EcoExtreML / Emulator

Apache License 2.0
0 stars 1 forks source link

global input data download #1

Open QianqianHan96 opened 1 year ago

QianqianHan96 commented 1 year ago

Hi, Sarah

Do you know how to check the available project storage space on snellius? I only can see the size of the whole work1 folder, but can not see the available space for einf2480. I can see how much we used. The total size of ERA5-Land for 20 years will be around 18TB. Maybe better to download 5 years and test on 5 cores, how do you think? @SarahAlidoost image image

SarahAlidoost commented 1 year ago

Hi, Sarah

Do you know how to check the available project storage space on snellius?

project space is 20 TB. about 52% of this is already used. So there is about 10 TB of space left. I can remove some directories to free up space. But this won't be enough. Can you run your model for a few years of input data and copy your data to CRIB or other places?

To get limits and current usage of the relevant disk, you can use myquota command. for example the command prjspc-quota /projects/0/einf2480/ give you qouta on project space.

SarahAlidoost commented 1 year ago

@QianqianHan96 I am not sure if you are familiar with Snellius usage and accounting. When submitting a job script, the project is charged for SBU. For one hour of usage of a full thin node, the SBU is 128, see acounting.

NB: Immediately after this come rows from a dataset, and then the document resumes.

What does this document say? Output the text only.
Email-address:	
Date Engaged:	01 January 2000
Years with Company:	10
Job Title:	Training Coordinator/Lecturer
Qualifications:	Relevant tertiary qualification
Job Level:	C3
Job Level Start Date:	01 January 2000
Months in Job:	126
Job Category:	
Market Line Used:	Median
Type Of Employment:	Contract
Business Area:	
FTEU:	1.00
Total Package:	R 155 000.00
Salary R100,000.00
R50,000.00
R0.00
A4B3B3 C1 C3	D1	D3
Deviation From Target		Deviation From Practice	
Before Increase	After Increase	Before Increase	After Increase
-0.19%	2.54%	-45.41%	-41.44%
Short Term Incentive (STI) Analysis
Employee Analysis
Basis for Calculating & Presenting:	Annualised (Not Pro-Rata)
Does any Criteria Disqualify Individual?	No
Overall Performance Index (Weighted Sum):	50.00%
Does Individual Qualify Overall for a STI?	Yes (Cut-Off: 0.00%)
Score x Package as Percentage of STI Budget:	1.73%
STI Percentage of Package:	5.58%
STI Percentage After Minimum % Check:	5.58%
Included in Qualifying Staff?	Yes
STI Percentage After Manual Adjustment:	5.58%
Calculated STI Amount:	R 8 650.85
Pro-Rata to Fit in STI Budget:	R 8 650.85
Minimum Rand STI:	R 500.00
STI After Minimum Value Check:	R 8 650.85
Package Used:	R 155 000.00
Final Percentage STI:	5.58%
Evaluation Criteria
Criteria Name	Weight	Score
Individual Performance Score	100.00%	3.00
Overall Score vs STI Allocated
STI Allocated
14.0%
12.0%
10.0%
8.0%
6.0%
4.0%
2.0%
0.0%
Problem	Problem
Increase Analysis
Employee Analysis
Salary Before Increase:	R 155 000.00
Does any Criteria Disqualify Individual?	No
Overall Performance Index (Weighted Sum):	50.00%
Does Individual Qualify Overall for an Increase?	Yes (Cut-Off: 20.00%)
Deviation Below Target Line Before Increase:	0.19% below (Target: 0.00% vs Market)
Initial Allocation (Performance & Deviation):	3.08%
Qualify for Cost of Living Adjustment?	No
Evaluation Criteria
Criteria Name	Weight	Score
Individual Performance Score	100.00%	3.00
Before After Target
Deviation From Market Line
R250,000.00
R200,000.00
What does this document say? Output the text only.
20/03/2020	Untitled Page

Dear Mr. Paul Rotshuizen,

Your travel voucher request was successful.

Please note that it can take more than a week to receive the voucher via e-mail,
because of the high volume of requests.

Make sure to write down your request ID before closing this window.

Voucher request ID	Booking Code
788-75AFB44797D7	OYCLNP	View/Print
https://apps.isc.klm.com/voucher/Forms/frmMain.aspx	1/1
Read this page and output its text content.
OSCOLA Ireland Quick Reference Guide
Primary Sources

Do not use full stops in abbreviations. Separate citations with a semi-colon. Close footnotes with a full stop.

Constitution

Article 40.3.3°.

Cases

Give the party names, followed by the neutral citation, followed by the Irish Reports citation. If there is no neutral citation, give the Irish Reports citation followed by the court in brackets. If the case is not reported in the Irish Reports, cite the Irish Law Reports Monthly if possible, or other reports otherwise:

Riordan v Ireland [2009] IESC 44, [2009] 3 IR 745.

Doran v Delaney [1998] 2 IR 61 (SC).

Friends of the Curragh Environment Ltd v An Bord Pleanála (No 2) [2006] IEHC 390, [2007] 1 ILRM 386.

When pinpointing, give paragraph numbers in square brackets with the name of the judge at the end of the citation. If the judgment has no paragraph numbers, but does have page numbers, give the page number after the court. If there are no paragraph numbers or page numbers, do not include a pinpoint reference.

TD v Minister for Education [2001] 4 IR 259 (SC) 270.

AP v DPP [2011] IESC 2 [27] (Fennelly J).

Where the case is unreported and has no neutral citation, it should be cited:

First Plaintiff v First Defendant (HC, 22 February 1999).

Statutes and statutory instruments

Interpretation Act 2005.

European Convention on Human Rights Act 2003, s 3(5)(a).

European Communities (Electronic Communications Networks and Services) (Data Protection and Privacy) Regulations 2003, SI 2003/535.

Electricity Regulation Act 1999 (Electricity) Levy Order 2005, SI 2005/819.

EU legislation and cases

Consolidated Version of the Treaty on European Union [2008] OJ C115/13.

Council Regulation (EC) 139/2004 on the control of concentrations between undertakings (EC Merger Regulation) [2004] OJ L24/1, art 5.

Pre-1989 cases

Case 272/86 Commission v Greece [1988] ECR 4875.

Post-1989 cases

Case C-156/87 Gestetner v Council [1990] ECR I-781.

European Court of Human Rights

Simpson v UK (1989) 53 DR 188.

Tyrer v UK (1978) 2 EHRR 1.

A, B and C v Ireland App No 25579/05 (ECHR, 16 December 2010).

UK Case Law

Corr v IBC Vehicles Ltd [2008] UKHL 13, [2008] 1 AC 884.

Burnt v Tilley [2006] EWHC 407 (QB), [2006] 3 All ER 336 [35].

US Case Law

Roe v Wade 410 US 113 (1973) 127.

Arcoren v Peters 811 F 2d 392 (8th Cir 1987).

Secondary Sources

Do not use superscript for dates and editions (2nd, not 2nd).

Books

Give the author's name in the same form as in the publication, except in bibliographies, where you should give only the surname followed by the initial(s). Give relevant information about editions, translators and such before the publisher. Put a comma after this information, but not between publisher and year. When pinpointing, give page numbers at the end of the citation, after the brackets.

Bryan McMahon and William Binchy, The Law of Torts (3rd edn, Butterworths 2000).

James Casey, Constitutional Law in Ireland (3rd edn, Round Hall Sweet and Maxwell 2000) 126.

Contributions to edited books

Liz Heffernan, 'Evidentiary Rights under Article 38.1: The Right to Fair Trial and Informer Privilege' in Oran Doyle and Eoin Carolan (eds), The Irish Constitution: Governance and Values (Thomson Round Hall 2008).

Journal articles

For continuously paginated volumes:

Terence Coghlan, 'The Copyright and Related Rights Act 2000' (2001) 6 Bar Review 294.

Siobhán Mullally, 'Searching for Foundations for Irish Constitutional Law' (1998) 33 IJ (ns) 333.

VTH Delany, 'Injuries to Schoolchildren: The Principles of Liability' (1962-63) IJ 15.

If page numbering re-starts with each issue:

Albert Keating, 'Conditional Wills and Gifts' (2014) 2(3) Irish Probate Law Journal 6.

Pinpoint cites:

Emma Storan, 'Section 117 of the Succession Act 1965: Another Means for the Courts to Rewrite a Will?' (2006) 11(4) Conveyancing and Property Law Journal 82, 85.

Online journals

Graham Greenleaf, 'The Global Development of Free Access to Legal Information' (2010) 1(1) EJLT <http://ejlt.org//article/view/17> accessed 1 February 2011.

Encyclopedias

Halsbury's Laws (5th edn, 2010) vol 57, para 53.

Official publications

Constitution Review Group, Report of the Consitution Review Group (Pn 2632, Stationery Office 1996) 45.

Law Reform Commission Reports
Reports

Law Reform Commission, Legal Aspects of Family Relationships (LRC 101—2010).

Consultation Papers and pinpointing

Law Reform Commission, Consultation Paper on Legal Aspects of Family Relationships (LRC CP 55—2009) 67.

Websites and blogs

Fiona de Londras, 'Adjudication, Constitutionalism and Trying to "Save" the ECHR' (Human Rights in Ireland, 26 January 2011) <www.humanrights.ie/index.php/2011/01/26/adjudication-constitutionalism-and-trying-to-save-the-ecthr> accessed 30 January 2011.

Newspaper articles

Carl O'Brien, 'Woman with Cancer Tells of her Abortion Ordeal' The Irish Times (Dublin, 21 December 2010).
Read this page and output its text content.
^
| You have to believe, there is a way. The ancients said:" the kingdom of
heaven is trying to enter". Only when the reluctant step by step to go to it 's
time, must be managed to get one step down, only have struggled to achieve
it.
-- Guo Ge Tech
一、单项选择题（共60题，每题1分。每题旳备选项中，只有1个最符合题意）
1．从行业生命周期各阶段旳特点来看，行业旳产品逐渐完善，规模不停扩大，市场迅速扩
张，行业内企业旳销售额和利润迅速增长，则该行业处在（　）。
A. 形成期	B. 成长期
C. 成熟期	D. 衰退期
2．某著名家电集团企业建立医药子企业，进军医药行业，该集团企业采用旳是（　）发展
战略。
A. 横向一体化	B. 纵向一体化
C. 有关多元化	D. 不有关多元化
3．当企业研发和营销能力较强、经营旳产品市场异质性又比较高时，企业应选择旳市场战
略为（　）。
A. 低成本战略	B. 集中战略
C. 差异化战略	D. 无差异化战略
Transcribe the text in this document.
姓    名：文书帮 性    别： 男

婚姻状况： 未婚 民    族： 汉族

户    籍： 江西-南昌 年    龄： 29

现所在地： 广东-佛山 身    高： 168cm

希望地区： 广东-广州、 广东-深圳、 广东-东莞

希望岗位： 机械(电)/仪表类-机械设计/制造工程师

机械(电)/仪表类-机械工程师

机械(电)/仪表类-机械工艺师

You can get the SBU information by command accinfo. For example, now, the SBU information for ecoextreml project is

Initial budget       : 100000:00
Used budget          : 60009:24
Remaining budget     : 39990:35. 

The minimum amount of SBU that can be set in a job script is 32. It means that even if your job is not using 32 cores, the project will be charged for 32 SBU. So, it is important to use the resources efficiently.

SarahAlidoost commented 1 year ago

@Crystal-szj the information in this issue might be helpful for you too.

QianqianHan96 commented 1 year ago

Hi, Sarah Do you know how to check the available project storage space on snellius?

project space is 20 TB. about 52% of this is already used. So there is about 10 TB of space left. I can remove some directories to free up space. But this won't be enough. Can you run your model for a few years of input data and copy your data to CRIB or other places?

To get limits and current usage of the relevant disk, you can use myquota command. for example the command prjspc-quota /projects/0/einf2480/ give you qouta on project space.

Thanks for your information, Sarah. "global_data_Qianqian" is my directory. I need 18 TB for ERA5-Land data (20 years), and I have other variables maybe also several TB, but the result will be around 20TB too. How do you think for now we run 5 years on snellius for the parallel computing scaling up, now I am running for 1 computation block? Then, I copy the input and output to other places, and continue running other 15 years?

QianqianHan96 commented 1 year ago

@QianqianHan96 I am not sure if you are familiar with Snellius usage and accounting. When submitting a job script, the project is charged for SBU. For one hour of usage of a full thin node, the SBU is 128, see acounting.

You can get the SBU information by command accinfo. For example, now, the SBU information for ecoextreml project is

Initial budget       : 100000:00
Used budget          : 60009:24
Remaining budget     : 39990:35. 

The minimum amount of SBU that can be set in a job script is 32. It means that even if your job is not using 32 cores, the project will be charged for 32 SBU. So, it is important to use the resources efficiently.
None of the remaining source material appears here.